Background: Reactive oxygen species are recently recognized as a second messenger that affects many aspects in cell biology. In cancer cells, ROS has been proof closely related to metabolic reprogramming, tumor proliferation, progression and metastasis. In tumors with isocitrate dehydrogenase (IDH) mutations, the neomorphic enzyme results in unusual accumulation of ROS in cancer cells, suggesting distinctive vulnerabilities may be established in these types of cancer. However, the biologic function of ROS in IDH1-mutated cancers remains elusive.

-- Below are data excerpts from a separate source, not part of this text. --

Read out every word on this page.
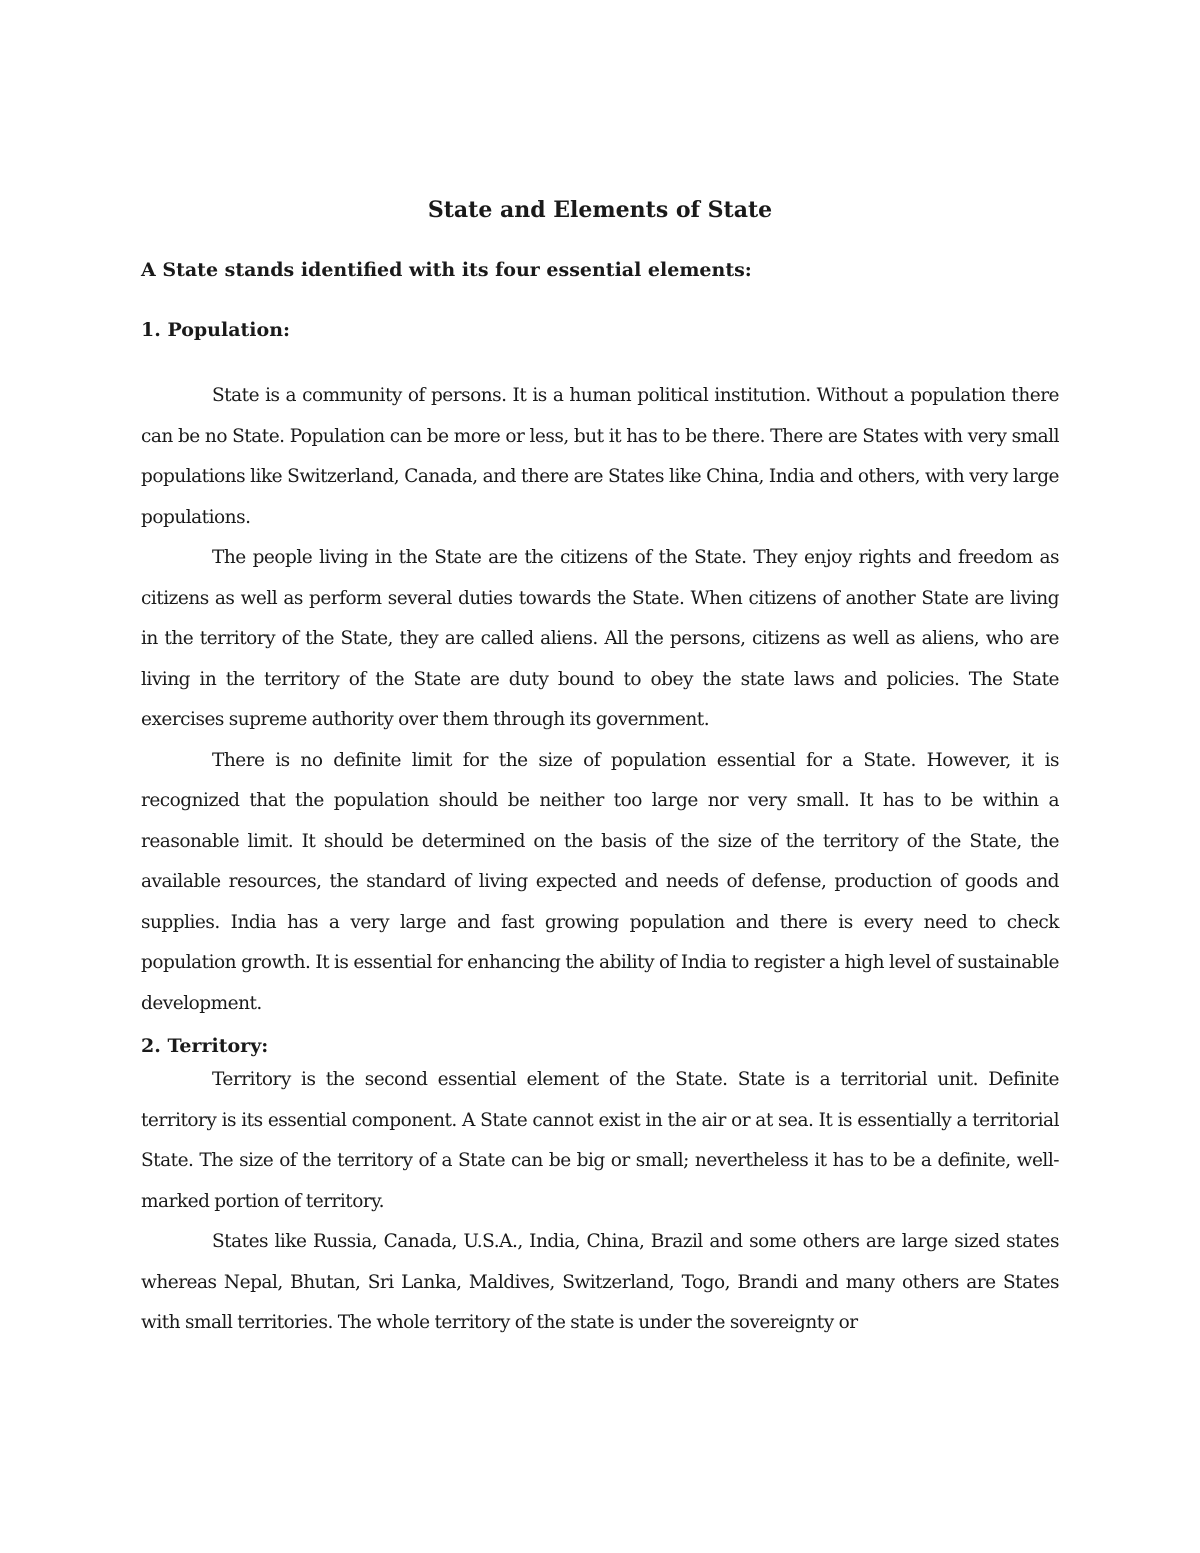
State and Elements of State

A State stands identified with its four essential elements:

1. Population:

State is a community of persons. It is a human political institution. Without a population there can be no State. Population can be more or less, but it has to be there. There are States with very small populations like Switzerland, Canada, and there are States like China, India and others, with very large populations.

The people living in the State are the citizens of the State. They enjoy rights and freedom as citizens as well as perform several duties towards the State. When citizens of another State are living in the territory of the State, they are called aliens. All the persons, citizens as well as aliens, who are living in the territory of the State are duty bound to obey the state laws and policies. The State exercises supreme authority over them through its government.

There is no definite limit for the size of population essential for a State. However, it is recognized that the population should be neither too large nor very small. It has to be within a reasonable limit. It should be determined on the basis of the size of the territory of the State, the available resources, the standard of living expected and needs of defense, production of goods and supplies. India has a very large and fast growing population and there is every need to check population growth. It is essential for enhancing the ability of India to register a high level of sustainable development.

2. Territory:

Territory is the second essential element of the State. State is a territorial unit. Definite territory is its essential component. A State cannot exist in the air or at sea. It is essentially a territorial State. The size of the territory of a State can be big or small; nevertheless it has to be a definite, well-marked portion of territory.

States like Russia, Canada, U.S.A., India, China, Brazil and some others are large sized states whereas Nepal, Bhutan, Sri Lanka, Maldives, Switzerland, Togo, Brandi and many others are States with small territories. The whole territory of the state is under the sovereignty or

Methods: In this study, we explored the ROS homeostasis in IDH1 mutated glioma. We investigated the correlation between ROS scavenging genes and overall survival in 530 IDH1-mutated glioma cases. Mechanistically, we focused on nuclear factor-erythroid 2-related factor 2 (Nrf2) pathway and seek for novel therapeutic strategy by targeting ROS burden in cancer cells. We further investigated the therapeutic value of Nrf2 inhibitor, Brusatol, in IDH1 mutated cancer in vitro and in vivo.

Results: We found IDH1 mutation leads to substantial reprogramming in ROS homeostasis, highlighted with prompted ROS generation and detoxification. Stronger expression of ROS scavenging gene predicts drug resistance and poor disease outcome. Enhanced Nrf2-associated scavenging pathway was found essential to maintain reasonable intracellular ROS level during cancer progression. Targeting Nrf2 scavenging pathway not only led to ROS overload, DNA/protein oxidative damage, but also reduced tumor cell proliferation and xenograft growth in vivo.

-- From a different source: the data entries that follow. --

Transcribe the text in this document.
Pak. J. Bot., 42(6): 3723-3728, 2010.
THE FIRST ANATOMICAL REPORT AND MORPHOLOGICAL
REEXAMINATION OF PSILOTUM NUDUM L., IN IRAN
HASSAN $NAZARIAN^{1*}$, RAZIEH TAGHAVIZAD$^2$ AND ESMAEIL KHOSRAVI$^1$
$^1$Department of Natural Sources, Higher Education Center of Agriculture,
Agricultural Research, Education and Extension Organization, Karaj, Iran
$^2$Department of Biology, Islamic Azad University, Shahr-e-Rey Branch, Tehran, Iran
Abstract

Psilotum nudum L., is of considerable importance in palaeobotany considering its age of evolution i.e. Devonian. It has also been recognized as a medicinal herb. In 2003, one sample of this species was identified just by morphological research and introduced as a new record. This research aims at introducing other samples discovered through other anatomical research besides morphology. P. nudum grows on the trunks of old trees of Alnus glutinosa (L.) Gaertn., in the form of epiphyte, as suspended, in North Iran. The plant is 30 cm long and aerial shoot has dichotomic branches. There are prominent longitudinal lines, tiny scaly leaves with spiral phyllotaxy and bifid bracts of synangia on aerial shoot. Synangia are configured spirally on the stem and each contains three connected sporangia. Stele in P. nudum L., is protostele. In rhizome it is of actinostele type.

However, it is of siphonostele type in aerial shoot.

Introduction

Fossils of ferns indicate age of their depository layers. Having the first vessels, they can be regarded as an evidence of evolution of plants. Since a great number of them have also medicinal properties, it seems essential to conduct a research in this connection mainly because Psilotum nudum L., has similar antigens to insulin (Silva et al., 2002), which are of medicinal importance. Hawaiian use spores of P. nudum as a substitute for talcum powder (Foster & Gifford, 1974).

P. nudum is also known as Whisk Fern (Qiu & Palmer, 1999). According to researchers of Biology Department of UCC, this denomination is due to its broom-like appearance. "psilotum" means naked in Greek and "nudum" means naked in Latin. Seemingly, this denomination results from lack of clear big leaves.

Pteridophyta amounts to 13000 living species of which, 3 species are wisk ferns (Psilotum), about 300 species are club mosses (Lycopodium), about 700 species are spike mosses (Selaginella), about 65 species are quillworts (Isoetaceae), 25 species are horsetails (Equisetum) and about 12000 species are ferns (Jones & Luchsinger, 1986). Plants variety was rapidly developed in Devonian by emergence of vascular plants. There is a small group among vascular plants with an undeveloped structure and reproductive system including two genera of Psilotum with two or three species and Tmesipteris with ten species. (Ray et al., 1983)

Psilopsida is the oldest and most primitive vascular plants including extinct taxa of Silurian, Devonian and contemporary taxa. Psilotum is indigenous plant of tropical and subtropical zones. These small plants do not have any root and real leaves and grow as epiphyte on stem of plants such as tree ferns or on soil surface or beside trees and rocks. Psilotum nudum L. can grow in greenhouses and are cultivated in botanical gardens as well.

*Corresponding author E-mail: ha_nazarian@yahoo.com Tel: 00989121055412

Conclusions: IDH1 mutant glioma highly depend on Nrf2 scavenging pathway to maintain ROS homeostasis. Targeting ROS scavenging might be a novel approach to treat gliomas with IDH1 mutation.

Citation Format: Yang Liu. Targeting Nrf2 anti-oxidative pathway as a novel strategy to suppress IDH1-mutated cancer [abstract]. In: Proceedings of the American Association for Cancer Research Annual Meeting 2018; 2018 Apr 14-18; Chicago, IL. Philadelphia (PA): AACR; Cancer Res 2018;78(13 Suppl):Abstract nr 5429.